Le 17 avril 2013, le Conseil fédéral a envoyé en consultation son projet portant sur une stratégie globale de promotion du transport ferroviaire de marchandises sur tout le territoire. Dans le projet, il se concentre sur deux principes: l’unique critère à suivre pour les offres de transport de marchandises sur le rail est leur rentabilité, laquelle est laissée à l’appréciation des entreprises ferroviaires. En contrepartie, la Confédération se concentre sur la politique infrastructurelle et les conditions cadres réglementaires, avec lesquelles elle crée les conditions permettant aux offres d’être rentables là où cela est souhaité d’un point de vue de la politique des transports.

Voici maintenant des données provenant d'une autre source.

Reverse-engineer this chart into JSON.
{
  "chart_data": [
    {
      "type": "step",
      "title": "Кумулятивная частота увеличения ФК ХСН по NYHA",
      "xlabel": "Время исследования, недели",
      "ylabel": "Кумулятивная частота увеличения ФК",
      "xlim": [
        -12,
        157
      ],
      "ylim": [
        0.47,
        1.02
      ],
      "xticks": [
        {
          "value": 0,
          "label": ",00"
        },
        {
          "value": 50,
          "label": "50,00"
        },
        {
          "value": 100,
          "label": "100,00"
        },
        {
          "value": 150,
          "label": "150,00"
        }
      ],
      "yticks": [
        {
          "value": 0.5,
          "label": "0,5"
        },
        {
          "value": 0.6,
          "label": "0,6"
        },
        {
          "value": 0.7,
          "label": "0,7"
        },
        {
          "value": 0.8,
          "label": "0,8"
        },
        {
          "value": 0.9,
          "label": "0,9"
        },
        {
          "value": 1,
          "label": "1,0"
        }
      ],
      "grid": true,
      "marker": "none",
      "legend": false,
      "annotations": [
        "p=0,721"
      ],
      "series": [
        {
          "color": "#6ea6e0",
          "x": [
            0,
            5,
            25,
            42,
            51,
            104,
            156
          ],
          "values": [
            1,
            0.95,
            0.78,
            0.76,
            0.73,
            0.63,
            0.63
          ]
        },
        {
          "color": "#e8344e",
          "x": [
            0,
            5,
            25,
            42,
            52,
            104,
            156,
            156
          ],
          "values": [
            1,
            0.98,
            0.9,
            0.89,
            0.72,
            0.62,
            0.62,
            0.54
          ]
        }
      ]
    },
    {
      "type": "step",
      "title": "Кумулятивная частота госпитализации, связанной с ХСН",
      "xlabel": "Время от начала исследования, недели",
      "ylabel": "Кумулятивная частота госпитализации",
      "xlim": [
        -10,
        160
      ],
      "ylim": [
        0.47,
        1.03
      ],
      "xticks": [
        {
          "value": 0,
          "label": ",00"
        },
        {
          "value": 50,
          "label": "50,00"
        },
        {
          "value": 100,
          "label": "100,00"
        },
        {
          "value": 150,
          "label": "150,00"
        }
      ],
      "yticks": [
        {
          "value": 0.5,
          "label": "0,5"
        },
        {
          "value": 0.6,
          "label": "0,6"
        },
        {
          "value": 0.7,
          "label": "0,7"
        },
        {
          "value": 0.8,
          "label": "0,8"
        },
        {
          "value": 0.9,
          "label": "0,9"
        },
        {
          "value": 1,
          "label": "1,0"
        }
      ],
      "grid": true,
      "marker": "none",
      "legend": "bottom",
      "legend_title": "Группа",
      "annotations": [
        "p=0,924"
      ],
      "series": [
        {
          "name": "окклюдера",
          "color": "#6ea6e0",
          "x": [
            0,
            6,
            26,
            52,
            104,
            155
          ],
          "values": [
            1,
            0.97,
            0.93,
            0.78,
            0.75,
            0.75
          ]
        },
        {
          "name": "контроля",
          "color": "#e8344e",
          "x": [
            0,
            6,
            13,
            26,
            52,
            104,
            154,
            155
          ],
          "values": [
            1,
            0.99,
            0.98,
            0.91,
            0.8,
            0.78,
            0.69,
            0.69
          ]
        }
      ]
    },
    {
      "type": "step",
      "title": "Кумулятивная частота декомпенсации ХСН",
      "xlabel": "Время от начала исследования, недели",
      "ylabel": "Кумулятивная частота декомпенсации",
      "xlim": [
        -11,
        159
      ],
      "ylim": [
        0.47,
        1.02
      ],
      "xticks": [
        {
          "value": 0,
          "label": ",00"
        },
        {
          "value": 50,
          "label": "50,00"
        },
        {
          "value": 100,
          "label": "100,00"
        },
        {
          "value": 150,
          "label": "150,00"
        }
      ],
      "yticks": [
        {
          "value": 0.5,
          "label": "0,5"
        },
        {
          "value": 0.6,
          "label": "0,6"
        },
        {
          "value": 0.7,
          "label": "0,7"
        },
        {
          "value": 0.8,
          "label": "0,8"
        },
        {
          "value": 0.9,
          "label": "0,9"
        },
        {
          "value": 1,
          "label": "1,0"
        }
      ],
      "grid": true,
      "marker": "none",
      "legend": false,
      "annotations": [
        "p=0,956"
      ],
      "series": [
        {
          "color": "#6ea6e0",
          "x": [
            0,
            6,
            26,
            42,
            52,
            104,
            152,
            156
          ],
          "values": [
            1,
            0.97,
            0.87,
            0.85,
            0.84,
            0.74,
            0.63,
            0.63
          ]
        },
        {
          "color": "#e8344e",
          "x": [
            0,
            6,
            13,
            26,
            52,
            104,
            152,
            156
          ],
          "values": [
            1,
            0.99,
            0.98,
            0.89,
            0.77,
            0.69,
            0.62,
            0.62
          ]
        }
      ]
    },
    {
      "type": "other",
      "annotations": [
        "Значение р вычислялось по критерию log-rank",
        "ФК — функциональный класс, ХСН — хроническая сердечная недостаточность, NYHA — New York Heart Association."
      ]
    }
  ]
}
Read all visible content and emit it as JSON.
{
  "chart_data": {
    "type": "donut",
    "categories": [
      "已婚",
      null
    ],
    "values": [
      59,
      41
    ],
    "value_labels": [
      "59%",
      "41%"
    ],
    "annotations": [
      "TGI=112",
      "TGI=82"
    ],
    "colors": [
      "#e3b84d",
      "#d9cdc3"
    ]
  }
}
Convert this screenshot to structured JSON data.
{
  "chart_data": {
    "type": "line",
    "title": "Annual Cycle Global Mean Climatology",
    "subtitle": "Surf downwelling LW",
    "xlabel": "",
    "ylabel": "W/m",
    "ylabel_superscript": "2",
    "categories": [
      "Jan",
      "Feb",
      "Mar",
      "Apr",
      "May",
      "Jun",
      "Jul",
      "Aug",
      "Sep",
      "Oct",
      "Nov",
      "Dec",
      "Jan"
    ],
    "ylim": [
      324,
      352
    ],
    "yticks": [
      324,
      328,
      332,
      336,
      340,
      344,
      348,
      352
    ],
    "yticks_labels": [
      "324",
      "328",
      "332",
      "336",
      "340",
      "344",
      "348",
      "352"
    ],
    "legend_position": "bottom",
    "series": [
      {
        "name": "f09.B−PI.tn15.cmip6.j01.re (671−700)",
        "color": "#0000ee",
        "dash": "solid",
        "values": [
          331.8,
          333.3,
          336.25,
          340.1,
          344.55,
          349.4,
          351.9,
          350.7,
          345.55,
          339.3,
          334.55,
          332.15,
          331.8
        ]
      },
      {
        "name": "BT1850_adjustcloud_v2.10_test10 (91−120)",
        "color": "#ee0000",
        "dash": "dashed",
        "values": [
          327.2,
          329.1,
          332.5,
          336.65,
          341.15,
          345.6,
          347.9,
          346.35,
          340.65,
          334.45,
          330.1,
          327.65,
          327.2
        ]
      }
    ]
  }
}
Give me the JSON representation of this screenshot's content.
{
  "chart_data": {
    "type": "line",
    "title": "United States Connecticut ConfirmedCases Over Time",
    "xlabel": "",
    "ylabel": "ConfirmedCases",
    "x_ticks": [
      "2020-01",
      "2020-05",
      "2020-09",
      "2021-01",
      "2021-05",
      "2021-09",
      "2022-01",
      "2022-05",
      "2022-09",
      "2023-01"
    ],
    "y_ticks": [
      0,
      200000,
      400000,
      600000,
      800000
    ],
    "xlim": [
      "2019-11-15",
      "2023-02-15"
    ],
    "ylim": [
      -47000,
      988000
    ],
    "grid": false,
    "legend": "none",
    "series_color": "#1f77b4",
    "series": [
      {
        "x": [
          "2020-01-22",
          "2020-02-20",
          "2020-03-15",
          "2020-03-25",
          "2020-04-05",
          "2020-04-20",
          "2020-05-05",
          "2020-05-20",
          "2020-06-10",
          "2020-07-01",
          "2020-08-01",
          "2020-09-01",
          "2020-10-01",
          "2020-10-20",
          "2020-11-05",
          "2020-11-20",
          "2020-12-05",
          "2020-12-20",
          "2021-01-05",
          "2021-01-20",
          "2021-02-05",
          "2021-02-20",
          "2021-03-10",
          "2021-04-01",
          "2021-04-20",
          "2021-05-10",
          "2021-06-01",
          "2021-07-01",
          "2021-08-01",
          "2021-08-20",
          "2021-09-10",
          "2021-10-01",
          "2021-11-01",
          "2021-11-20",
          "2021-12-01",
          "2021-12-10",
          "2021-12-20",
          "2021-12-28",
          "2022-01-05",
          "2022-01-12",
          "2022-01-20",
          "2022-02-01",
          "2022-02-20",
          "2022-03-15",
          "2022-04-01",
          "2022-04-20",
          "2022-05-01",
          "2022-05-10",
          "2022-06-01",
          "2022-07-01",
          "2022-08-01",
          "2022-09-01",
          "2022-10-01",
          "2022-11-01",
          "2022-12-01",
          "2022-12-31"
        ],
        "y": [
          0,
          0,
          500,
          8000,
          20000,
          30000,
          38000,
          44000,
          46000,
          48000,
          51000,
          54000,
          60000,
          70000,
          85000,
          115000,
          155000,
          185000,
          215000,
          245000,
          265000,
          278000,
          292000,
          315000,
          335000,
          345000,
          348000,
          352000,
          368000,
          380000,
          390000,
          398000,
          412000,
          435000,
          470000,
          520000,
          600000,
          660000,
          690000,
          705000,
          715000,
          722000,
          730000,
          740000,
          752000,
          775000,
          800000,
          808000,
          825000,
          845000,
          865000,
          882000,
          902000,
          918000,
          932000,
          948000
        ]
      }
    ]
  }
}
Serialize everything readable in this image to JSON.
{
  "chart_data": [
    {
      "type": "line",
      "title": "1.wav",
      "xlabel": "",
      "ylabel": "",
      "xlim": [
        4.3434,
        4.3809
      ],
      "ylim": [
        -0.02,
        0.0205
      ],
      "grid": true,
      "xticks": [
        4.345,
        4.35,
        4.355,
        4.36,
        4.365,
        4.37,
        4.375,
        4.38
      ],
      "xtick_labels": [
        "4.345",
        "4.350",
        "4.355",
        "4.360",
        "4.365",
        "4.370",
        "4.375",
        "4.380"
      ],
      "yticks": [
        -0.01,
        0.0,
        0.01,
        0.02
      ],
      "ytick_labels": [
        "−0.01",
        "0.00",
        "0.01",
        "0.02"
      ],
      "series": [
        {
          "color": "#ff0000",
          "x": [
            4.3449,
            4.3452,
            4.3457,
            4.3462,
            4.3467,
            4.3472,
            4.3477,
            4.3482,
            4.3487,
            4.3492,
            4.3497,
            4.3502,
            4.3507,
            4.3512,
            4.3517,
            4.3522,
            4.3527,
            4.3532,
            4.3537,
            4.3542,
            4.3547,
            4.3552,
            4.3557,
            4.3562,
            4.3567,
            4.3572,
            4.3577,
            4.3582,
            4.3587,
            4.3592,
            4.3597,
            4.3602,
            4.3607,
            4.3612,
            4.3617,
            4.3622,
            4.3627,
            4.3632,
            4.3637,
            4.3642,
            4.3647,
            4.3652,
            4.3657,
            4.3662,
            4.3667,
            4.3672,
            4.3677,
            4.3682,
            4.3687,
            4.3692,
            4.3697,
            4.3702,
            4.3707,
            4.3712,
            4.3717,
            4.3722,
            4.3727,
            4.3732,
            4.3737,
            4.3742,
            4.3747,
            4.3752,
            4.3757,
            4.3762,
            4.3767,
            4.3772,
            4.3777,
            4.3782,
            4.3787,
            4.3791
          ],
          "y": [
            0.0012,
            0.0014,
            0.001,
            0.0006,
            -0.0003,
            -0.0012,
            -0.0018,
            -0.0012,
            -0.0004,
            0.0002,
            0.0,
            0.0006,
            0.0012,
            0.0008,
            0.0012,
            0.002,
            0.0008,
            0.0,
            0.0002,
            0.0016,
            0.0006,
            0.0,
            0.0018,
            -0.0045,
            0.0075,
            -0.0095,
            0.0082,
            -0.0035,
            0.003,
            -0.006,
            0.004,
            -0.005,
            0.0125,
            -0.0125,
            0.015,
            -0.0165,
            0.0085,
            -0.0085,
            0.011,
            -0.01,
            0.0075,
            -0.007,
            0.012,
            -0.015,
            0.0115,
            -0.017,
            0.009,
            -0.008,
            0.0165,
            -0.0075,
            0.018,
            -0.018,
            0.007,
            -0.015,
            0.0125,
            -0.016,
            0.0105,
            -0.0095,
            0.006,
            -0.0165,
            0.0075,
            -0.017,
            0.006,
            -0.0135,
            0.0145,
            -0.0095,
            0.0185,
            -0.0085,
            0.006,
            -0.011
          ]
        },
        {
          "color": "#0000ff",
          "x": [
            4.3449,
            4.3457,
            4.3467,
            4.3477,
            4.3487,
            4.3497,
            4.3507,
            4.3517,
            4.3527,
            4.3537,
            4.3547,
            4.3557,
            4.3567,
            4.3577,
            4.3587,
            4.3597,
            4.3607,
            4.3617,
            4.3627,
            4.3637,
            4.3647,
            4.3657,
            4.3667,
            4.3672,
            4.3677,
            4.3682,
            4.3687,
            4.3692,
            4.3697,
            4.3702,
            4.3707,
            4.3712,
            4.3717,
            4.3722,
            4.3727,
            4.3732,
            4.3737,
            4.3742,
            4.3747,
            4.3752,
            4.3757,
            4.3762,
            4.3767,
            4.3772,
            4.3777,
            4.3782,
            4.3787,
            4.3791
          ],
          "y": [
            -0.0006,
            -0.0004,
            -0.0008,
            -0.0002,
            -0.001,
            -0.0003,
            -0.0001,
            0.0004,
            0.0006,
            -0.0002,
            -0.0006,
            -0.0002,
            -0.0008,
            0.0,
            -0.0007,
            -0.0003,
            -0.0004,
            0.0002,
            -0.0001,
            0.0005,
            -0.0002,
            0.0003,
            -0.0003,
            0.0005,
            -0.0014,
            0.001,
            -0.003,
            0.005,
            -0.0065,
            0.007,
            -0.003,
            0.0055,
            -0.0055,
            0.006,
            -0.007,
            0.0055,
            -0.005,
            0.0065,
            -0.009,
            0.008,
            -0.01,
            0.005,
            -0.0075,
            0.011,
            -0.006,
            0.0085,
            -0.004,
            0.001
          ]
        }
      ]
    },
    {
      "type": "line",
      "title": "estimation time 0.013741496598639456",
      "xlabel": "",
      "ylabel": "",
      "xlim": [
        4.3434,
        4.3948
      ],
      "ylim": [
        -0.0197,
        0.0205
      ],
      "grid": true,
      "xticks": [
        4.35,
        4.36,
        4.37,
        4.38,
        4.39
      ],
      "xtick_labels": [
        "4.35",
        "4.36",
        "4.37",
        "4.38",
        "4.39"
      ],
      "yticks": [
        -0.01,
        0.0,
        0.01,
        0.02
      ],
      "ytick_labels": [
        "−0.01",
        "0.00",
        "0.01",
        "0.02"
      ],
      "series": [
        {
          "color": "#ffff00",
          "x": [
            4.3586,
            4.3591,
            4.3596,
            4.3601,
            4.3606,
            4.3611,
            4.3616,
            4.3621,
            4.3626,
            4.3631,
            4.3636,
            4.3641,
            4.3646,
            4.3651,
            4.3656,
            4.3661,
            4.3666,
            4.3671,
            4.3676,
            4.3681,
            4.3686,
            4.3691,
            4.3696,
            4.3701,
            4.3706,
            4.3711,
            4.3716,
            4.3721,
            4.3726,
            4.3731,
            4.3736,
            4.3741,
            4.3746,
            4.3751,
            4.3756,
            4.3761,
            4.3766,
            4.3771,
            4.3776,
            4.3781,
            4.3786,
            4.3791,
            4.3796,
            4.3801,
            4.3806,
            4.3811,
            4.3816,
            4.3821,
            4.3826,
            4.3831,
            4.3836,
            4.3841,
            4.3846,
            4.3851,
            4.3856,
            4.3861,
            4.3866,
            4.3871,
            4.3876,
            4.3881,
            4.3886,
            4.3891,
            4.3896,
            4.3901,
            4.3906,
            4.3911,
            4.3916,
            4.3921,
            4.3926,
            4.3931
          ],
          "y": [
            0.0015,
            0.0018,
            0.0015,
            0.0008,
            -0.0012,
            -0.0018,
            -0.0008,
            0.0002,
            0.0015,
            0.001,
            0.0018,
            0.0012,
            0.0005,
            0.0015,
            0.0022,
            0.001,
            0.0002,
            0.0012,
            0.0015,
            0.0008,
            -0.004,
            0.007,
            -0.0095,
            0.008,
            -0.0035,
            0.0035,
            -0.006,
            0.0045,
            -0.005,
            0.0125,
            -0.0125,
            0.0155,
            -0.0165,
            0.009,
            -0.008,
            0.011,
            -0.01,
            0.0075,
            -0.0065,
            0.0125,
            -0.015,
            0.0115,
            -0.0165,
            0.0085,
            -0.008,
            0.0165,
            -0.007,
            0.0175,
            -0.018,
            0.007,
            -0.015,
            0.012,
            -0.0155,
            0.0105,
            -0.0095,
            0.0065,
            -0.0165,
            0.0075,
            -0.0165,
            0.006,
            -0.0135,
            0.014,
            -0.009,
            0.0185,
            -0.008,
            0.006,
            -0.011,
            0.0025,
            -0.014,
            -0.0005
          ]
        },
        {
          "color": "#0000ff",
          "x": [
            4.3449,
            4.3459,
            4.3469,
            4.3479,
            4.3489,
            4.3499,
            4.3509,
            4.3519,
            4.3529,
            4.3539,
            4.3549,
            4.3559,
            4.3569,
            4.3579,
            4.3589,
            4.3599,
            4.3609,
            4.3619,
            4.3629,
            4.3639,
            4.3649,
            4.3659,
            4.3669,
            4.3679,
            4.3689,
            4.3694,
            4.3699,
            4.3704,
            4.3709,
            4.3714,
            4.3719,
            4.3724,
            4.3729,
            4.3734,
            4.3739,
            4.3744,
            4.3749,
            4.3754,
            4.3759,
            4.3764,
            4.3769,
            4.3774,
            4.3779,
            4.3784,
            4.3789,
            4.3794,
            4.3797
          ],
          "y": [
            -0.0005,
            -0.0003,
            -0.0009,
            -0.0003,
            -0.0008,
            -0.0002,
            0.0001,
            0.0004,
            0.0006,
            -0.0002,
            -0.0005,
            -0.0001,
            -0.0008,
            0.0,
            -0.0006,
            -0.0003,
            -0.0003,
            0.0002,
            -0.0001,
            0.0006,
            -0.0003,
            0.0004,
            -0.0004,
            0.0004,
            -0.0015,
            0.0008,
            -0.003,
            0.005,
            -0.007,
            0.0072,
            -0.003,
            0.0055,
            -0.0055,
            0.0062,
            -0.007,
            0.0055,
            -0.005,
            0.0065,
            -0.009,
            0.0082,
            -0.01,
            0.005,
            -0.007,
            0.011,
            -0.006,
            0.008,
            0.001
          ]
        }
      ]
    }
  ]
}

Cette orientation est à saluer, vu qu’elle suit les principes de la libéralisation déjà mise en œuvre et qu’elle veille à une séparation claire entre la gestion d’entreprise et les objectifs de la politique des transports. Les entreprises ferroviaires doivent cultiver l’esprit d’entreprise et agir en ce sens. Elles doivent aussi développer et orienter leurs offres selon une logique d’économie d’entreprise. Ainsi seulement peut-on garantir que la productivité continuera d’augmenter et que les entreprises ferroviaires deviendront des sociétés de transport efficaces et épurées, en mesure de résister à la concurrence des entreprises privées du secteur des transports et de la logistique. C’est l’unique voie à suivre dans un marché libéralisé.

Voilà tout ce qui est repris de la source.